Schroder and the assault team are still where Luciana’s car was parked-only the car isn’t there anymore. It’s been towed down to the station as evidence. He hands the warrant to Schroder, and then he starts coughing, and then he notices his hands are shaking. All of it is real. Schroder notices the same things.
“Look, Bill, you really do look like shit. Are you sure you shouldn’t be home?”
“Maybe you’re right,” he says, coughing into his hand to press home the point.
“We’ll search this guy’s house,” Schroder says, pointing toward Desmond Person’s house. “But, to be honest, burglary and car theft is a big step away from what happened to those two women. At the most you’ll find he probably stole the car and drove it here.”
“His file says that’s what he used to do? Steal cars and bring them home?” Landry asks.
“Well, no. But somebody brought it here.”
From there Landry drives from suburb to suburb, doing what he can to avoid traffic along the way, until finally he’s back at Charlie Feldman’s house. It’s been years since he was last on a stakeout. It was with. . hell, it was with a guy by the name of Theodore Tate, a guy who used to be a cop, but then became a private investigator and then became a real pain in the ass before ending up in jail. For the last year Landry has been convinced Tate is the kind of guy who’s done bad things for what he thinks may have been good reasons, only. .
Only shit. That’s exactly what he himself is becoming. Tate has killed people-more people than he’s let on, Landry is sure of it. Maybe Tate has cancer too.
The idea of becoming Theodore Tate is a miserable one, but one he only has to deal with for six months. Maybe less. That stakeout they went on together was at least ten years ago. Normally stakeouts were boring. They were watching a clown. Quite literally. The circus had come to town, and some poor teenager had become brain dead after buying drugs from somebody that his buddy said worked at the circus. Suspect was a guy by the name of Mortimer Dicky, also known as Beeboop the clown.

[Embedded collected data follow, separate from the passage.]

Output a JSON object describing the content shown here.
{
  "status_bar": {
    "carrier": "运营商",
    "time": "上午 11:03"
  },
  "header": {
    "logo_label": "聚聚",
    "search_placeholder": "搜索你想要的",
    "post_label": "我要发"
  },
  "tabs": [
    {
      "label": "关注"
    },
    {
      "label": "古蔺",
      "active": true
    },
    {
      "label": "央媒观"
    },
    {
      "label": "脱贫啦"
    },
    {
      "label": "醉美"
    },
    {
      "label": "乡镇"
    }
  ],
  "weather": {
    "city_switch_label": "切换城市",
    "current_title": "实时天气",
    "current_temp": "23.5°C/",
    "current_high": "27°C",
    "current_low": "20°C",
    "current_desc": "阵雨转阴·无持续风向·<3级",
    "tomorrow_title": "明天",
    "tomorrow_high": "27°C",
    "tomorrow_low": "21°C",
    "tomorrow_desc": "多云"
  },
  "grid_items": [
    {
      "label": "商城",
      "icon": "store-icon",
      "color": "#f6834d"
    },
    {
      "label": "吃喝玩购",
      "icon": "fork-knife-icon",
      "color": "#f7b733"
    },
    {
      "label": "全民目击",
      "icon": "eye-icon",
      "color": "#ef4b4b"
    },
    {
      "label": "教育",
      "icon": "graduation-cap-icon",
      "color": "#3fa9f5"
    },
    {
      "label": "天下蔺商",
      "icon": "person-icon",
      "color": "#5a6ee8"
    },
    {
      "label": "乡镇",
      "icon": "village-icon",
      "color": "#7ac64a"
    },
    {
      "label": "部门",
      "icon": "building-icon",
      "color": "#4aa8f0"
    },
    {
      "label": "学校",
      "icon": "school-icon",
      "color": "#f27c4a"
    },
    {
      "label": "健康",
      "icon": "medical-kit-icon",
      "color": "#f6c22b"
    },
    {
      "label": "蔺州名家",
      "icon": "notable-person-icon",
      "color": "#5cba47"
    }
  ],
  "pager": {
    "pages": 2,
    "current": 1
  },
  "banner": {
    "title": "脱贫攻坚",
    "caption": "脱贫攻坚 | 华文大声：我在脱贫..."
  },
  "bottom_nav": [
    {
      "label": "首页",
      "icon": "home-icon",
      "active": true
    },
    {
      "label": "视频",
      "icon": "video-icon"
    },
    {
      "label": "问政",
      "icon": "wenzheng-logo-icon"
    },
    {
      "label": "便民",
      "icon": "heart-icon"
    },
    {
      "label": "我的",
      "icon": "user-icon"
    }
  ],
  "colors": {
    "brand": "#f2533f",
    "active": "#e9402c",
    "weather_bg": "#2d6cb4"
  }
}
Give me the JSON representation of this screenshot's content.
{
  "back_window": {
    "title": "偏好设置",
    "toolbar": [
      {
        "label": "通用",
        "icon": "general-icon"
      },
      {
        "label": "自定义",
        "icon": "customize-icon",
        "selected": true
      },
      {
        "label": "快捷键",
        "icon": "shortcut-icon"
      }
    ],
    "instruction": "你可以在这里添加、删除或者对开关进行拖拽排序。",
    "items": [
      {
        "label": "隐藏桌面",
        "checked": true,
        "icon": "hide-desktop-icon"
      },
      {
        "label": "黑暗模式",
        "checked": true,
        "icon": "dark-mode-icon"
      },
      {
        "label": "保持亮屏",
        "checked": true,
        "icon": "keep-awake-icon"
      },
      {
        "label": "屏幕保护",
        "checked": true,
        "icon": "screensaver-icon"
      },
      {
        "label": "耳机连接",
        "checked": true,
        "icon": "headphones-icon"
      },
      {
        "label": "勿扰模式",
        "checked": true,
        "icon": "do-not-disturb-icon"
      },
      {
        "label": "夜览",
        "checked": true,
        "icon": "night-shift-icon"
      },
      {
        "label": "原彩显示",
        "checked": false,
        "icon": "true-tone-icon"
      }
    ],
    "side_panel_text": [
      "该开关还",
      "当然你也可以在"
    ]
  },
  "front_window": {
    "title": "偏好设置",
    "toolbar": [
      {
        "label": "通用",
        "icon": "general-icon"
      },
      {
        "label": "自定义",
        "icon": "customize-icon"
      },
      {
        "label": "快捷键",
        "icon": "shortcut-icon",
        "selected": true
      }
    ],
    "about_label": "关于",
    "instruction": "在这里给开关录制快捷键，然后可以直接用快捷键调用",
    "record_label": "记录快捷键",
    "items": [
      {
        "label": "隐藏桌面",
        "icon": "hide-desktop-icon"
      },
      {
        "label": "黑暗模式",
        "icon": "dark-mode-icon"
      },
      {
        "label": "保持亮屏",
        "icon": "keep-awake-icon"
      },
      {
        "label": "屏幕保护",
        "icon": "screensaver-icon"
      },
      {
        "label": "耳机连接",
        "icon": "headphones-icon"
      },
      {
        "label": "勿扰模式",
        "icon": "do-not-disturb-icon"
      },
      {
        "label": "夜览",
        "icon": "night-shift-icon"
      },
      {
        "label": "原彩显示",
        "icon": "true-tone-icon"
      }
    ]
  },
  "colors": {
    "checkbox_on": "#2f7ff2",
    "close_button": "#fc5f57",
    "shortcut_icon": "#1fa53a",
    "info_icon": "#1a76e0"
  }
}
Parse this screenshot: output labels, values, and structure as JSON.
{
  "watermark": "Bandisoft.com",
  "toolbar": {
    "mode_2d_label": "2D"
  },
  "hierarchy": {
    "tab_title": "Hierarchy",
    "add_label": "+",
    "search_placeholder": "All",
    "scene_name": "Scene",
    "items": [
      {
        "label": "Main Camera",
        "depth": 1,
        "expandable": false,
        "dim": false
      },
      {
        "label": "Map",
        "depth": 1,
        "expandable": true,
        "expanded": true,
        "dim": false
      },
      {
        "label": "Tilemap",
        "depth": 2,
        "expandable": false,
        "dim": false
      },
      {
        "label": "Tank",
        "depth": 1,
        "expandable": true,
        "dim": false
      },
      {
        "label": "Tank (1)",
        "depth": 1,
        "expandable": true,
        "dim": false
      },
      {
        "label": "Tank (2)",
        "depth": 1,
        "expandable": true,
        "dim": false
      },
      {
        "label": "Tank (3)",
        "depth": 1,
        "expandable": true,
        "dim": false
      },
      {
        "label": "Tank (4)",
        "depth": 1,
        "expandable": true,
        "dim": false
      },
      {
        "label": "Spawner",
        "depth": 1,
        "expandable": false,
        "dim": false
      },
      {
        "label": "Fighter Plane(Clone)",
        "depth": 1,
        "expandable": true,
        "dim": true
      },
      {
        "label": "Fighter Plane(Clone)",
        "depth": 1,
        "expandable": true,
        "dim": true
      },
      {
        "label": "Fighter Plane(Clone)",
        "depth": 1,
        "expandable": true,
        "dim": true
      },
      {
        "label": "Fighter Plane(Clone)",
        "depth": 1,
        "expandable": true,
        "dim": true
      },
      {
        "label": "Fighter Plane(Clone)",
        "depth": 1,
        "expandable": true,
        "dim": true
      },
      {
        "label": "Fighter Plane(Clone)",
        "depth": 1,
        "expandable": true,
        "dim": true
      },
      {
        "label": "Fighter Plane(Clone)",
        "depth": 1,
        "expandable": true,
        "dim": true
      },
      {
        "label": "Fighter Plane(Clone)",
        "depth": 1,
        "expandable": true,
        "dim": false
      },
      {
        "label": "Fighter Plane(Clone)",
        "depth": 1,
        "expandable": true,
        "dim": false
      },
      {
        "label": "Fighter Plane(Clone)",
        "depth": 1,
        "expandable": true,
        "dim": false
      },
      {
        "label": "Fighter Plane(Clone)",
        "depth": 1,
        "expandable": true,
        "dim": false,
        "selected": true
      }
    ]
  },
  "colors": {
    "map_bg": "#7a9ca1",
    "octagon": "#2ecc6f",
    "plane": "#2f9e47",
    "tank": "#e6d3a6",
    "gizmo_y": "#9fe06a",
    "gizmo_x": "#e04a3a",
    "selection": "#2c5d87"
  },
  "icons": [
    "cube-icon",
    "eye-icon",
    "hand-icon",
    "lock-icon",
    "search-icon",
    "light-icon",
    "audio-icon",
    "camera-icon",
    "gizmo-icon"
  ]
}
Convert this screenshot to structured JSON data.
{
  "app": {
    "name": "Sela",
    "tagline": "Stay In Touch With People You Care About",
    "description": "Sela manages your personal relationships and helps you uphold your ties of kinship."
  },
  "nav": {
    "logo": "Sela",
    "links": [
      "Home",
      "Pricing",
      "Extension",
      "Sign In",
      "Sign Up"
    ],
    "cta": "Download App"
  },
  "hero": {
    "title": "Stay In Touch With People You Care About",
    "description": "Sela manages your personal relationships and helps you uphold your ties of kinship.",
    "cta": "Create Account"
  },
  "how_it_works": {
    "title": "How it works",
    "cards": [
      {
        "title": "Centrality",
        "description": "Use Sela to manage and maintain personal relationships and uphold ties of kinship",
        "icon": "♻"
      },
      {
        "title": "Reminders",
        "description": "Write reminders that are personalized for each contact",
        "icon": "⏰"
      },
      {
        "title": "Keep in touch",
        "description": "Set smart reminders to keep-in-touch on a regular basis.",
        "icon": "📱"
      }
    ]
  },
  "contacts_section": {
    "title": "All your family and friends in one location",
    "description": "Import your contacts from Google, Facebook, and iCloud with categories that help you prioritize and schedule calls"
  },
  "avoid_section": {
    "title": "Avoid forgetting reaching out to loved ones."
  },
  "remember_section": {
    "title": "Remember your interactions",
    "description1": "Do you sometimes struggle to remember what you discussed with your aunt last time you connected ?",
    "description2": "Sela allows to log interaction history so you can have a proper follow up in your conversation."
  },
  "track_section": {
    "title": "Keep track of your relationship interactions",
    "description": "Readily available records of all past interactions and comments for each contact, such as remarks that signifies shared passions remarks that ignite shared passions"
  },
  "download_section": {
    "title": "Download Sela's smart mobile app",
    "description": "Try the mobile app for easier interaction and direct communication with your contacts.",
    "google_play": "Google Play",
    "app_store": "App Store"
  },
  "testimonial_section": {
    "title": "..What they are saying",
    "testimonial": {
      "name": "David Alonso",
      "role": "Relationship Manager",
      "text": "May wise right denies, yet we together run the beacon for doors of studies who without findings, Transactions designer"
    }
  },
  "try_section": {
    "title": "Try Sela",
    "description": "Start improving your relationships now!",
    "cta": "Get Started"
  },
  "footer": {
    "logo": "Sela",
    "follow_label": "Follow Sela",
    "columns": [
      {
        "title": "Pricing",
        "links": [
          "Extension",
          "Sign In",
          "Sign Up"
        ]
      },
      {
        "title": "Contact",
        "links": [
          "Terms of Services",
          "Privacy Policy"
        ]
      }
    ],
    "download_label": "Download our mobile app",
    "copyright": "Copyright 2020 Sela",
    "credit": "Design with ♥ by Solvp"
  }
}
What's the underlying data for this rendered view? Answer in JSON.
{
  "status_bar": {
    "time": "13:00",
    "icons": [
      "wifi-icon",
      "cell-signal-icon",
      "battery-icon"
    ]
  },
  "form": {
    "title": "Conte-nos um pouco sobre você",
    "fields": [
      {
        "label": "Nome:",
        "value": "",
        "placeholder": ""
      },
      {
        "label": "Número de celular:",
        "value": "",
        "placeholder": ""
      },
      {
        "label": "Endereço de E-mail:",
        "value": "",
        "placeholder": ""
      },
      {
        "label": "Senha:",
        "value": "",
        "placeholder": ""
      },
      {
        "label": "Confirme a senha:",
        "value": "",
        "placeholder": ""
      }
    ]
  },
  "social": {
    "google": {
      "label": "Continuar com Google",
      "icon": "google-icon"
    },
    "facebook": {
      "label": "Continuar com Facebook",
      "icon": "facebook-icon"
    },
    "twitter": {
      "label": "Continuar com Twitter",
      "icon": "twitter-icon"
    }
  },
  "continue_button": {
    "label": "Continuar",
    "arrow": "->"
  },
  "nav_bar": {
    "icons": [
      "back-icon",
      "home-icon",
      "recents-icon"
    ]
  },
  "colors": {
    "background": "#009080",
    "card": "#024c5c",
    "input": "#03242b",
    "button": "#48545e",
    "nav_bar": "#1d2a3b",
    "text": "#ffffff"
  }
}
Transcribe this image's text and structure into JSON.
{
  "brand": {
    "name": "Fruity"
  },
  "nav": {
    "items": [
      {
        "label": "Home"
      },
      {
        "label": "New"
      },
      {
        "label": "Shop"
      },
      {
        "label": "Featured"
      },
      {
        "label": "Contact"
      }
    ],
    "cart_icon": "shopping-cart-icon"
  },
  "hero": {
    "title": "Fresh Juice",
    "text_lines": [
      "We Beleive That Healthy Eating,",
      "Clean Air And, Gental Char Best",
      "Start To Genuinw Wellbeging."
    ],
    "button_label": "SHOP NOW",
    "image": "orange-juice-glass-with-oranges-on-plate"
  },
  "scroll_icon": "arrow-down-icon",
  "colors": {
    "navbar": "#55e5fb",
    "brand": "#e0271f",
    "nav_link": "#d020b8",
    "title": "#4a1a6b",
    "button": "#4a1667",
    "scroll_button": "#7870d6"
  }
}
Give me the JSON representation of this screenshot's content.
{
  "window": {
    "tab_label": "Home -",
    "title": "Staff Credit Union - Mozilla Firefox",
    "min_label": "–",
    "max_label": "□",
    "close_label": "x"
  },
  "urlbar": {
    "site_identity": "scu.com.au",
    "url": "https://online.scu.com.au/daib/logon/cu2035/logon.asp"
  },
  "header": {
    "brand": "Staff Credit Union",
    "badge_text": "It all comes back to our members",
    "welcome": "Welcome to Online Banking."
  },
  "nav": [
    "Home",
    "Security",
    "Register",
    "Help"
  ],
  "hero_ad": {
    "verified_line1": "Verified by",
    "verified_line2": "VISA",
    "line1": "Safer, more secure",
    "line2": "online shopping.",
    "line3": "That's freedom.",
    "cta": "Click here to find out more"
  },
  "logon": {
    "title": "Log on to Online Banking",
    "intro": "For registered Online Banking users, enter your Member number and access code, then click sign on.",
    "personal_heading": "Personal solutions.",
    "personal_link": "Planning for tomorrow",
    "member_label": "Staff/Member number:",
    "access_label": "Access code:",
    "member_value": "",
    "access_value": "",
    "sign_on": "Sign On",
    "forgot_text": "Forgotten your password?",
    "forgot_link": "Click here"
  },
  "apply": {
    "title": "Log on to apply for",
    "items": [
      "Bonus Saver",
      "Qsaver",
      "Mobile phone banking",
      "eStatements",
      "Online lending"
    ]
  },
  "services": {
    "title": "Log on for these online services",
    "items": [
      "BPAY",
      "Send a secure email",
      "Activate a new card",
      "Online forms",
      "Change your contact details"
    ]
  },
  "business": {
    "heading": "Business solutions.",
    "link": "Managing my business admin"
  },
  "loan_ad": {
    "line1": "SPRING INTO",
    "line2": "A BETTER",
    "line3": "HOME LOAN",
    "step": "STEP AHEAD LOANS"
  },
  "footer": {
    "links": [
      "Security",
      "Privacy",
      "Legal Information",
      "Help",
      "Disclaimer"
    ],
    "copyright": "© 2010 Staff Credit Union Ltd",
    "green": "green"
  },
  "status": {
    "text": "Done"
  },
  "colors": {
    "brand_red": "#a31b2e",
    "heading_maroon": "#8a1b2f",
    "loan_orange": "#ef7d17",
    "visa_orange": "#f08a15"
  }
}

He spends a few seconds wondering if this is the right path. The Theodore Tate path. He could find and arrest Feldman and bring him into the station by himself, end his career with the people in this country loving him. And why the hell not? He deserves something other than the cancer for all his years of protecting the innocent, doesn’t he? Or he sticks with the Tate path. Make Charlie Feldman simply disappear. Magic.
He’s always been a fan of magic.
He reaches Feldman’s house. He knocks on the front door. No answer. He goes through the back gate and to the back door, which is open exactly how he left it. He goes inside. He puts on a pair of latex gloves. The living room looks the same. So does the kitchen.